Sunday, June 9, 2013

inkwell.

so let's talk about that real quick:

it's hard to accurately represent yourself on facebook. i mean, it's hard on any social network, and now that i think of it, instagram would be a better example here. ok let's start over. it's hard to accurately represent yourself on instagram. taking a million and one pictures to capture a (sometimes forced) moment, then filtering and posting the best photo  with a clever caption that begs for likes. and doing this day in, day out, looking for new creative, bandwagon ways to capture these "moments" and posting them in a stream that says "this is the entirety of my life and i know you'll like it because it's perfect!" all the while completely ignoring the world that begins when we shut our laptops and feel the earth beneath our feet. we spend so much time and energy in perfecting this lie, this mask, and it takes away from our chance to improve our real selves, in our real world--which could use some improving too!

i'm so passionately upset with this need to specify #nofilter in a world that's so beautiful on it's own! and wat do we mean by no filter, anyway? our mind is the finest filter at our disposal, and these photos go through so many filters before our mind gives the thumbs up to plaster them to our walls and boards.
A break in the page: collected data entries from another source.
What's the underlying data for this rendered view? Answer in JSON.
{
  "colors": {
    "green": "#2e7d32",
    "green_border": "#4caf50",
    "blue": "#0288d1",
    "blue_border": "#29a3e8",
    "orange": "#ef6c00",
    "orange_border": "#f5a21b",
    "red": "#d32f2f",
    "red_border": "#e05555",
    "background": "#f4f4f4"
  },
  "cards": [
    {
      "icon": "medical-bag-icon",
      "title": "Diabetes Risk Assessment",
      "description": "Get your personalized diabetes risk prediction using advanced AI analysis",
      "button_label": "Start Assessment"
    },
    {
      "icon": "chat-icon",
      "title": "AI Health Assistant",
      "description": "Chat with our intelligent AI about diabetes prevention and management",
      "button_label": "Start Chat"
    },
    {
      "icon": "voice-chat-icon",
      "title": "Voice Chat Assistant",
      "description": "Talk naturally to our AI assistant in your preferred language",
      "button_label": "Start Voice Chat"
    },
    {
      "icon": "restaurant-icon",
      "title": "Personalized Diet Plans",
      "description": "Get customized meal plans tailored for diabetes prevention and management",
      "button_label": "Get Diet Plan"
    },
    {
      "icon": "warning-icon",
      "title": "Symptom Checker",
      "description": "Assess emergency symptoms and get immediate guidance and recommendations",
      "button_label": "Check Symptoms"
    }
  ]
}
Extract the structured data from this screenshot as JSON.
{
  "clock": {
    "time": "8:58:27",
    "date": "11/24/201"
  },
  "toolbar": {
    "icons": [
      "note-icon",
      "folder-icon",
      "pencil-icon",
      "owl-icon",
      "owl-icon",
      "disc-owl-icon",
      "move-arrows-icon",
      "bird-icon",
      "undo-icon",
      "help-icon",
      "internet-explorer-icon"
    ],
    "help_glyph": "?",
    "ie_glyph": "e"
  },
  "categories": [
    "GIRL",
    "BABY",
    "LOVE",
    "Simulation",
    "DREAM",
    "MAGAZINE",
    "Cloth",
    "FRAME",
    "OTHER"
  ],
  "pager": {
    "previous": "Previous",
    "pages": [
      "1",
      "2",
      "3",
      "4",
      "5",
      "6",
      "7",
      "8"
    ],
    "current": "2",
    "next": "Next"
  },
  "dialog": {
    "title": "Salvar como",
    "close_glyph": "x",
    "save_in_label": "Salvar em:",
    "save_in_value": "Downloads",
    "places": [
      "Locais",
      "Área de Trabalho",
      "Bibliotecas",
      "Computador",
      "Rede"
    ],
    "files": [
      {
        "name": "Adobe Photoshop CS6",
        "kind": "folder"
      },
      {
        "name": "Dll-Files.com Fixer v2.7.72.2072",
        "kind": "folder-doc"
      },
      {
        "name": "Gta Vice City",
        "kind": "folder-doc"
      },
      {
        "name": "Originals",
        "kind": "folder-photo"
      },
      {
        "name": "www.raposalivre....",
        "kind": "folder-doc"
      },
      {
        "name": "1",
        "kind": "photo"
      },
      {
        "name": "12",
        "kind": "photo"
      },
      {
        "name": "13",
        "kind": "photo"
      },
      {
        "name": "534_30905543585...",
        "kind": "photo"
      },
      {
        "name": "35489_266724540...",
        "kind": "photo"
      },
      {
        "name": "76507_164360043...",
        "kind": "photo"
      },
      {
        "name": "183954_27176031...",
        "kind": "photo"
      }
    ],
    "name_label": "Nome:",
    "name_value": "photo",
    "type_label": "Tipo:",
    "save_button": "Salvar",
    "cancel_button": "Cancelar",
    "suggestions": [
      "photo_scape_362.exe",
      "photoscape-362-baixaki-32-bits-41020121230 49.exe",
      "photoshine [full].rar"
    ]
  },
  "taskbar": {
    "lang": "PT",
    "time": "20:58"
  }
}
i'm just... i'm just so passionately upset with this online world so many of us live in because i see the problems and i don't fight the problems and i support the problems and i feel so torn about it all and this is totally in our hands and we could seriously start a beautiful identity for our generation and i think we should so let's do it right here and now.  

.....

"i wear my heart upon my sleeve like it's a big deal." 

i took an accidental blogging hiatus. i've written the beginning of this entry a dozen times, trying to find the perfect way to re-break the ice into the blogisphere. i had been waiting for so many variables to line up before i wrote this, but since that didn't happen and i'm impatient, here's this.

with this stumbling attempt to "re-break the ice," i want to avoid this theme, courtesy of calvin harris. i am so small and significantly insignificant and i have a love/hate relationship with these god-given lessons. it's slowly piercing my thick skull that i am - we are - so incredibly insignificant... but never could you say we are negligible. we live under a god who loves us as sons and daughters. i will continue to post my heart upon my sleeve as transparent as i see healthy, but if you follow this blog please understand where we stand in relation to one another, to god, to the earth, to everything. 

.....

"know where you stand and adjust accordingly."   

let's keep one another accountable for that, yeah? i apologize if this came across like a middle school girl's diary entry, but i'm seriously upset about how poorly we use tools like social networking. is it because of the ill-effects it has on our views of reality? no, not really. i'm so passionate and furious because i know we are not without hope! we are a pliable generation, swayed by the wind when we like and grounded in the soil when we like. this screams potential and i'm just so excited for us! writing this post has inspired me to make a call to action in real life. wat's that going to look like? not sure yet, but i'm keeping my eyes peeled. let's commit to that!